Big data technology
The cooperation with KOSTAT in the field of big data originates from September 2016. 'Director General Tjin-A-Tsoi of Statistics Netherlands signed a Memorandum of Understanding (MoU) with KOSTAT for collaboration in the Center for Big Data Statistics (CBDS) from Statistics Netherlands. The CBDS sees big data technology as an opportunity to innovate its statistics, together with renowned national and international partners. One of the agreements that resulted from the MoU was that a KOSTAT employee, Hae-Ryun Kim, would be posted to the CBDS for a longer period of time,' says CBS innovation manager Barteld Braaksma. 'My proposal then was to tackle the internet economy as one of the research themes. In 2016 - in collaboration with Google and Dataprovider - Statistics Netherlands carried out innovative big data research into the size and nature of the Dutch internet economy. We have mapped out which Dutch companies are active via the internet and how important their online presence is for them.’ A challenging job, because both the method of combining data and part of the used data sources were new. Within Statistics Netherlands expertise is being developed to explore by example web scraping and other big data technology.
New data sources
Researcher Hyun-Joon Jung and Director of Data Science Yong-Chan Jung are both employed at KISDI. This government-affiliated institute makes an important contribution to the realisation of IT policy and the development of the national economy in South Korea. It also carries out research commissioned by KOSTAT. Hyun-Joon Jung and his colleague show great interest in measuring the internet economy. 'In our time, the internet is crucial and it is also becoming increasingly important for the South Korean economy. Some international studies have been conducted into measuring the internet economy, but the special thing about Statistics Netherlands’ research is the use of the strengths of a wide range of sources. Use is made of web scraping (computer technology where software is used to retrieve and analyse information from web pages, ed.), administrative data and data from business surveys. With clever matching techniques, these sources are combined to create a coherent image. Because the changes in the field of the internet economy are taking place at a tremendous speed, it is important to use both big data and administrative data. It is precisely this combination of new and traditional data sources that provides added value.’

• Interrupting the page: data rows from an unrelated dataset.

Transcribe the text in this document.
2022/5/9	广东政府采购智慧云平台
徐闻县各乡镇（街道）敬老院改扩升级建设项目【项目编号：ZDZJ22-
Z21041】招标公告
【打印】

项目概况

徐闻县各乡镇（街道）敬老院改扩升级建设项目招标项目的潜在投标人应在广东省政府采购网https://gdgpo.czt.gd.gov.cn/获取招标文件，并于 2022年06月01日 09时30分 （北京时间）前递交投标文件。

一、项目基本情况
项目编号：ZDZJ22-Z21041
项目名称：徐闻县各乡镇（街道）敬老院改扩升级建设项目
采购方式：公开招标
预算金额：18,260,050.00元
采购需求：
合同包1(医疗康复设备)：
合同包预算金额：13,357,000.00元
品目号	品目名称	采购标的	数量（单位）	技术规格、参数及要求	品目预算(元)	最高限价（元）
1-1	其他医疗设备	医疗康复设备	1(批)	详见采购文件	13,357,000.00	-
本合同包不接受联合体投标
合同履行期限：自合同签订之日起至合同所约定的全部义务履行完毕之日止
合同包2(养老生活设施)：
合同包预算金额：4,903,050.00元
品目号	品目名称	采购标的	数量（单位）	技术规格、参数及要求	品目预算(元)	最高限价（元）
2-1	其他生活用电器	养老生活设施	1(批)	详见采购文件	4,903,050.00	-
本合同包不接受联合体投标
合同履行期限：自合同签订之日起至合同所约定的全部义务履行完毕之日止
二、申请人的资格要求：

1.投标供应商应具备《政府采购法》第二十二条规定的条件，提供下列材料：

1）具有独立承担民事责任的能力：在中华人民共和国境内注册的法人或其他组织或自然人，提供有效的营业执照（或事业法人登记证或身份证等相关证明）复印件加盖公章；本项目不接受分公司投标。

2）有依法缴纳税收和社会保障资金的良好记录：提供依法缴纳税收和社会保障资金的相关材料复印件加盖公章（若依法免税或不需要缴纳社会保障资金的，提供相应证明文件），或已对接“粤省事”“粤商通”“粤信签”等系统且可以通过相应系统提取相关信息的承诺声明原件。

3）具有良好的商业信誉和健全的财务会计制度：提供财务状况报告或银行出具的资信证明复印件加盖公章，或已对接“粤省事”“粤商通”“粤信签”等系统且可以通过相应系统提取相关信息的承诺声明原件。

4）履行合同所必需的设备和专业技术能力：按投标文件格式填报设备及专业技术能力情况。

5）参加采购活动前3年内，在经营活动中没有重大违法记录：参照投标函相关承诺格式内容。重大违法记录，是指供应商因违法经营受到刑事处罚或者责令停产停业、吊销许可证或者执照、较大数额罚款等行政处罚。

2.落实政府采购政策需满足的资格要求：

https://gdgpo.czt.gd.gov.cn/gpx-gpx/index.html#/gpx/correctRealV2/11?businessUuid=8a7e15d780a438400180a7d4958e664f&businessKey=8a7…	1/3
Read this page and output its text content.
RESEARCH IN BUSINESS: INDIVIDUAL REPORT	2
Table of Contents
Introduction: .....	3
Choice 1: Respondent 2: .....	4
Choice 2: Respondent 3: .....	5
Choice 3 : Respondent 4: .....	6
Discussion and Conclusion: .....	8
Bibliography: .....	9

Linking websites to companies
Hyun-Joon Jung and his colleague followed an intensive 3-day programme, in which CBS colleagues showed all kinds of facets of the internet economy research. During that programme, Magda Slootbeek, statistical researcher, explained the significance of the General Business Register (GBR) of Statistics Netherlands. ‘In the research into the internet economy, we linked the websites of the companies that are active on the internet to the GBR. Based on the content of these websites, we have determined how companies use the internet. That yielded interesting information. In total, some 50,000 companies form the core of the internet economy in our country. These include web shops, online services and internet-related ICT companies. Surprisingly, two-thirds of the companies did not have a website.’
According to Braaksma, not only KOSTAT is interested in research into the internet economy, but also, for example, the German, Irish and Mexican statistical offices as well as international organisations like Eurostat, OECD and IMF. ‘It would be very interesting if Statistics Netherlands could regularly publish data on the internet economy instead of once, but that is dependent on availability of resources. There are also various possibilities to further expand the research, for example with features that say something about the security of websites against cyber attacks.’ According to Braaksma, KISDI now has signed a contract with Dataprovider (a Dutch company that collects and structures various attributes of companies in dozens of countries via the internet, ed.) and is starting to work with the datasets supplied by Dataprovider to map the internet economy of South Korea. ‘Statistics Netherlands research forms the basis for this.’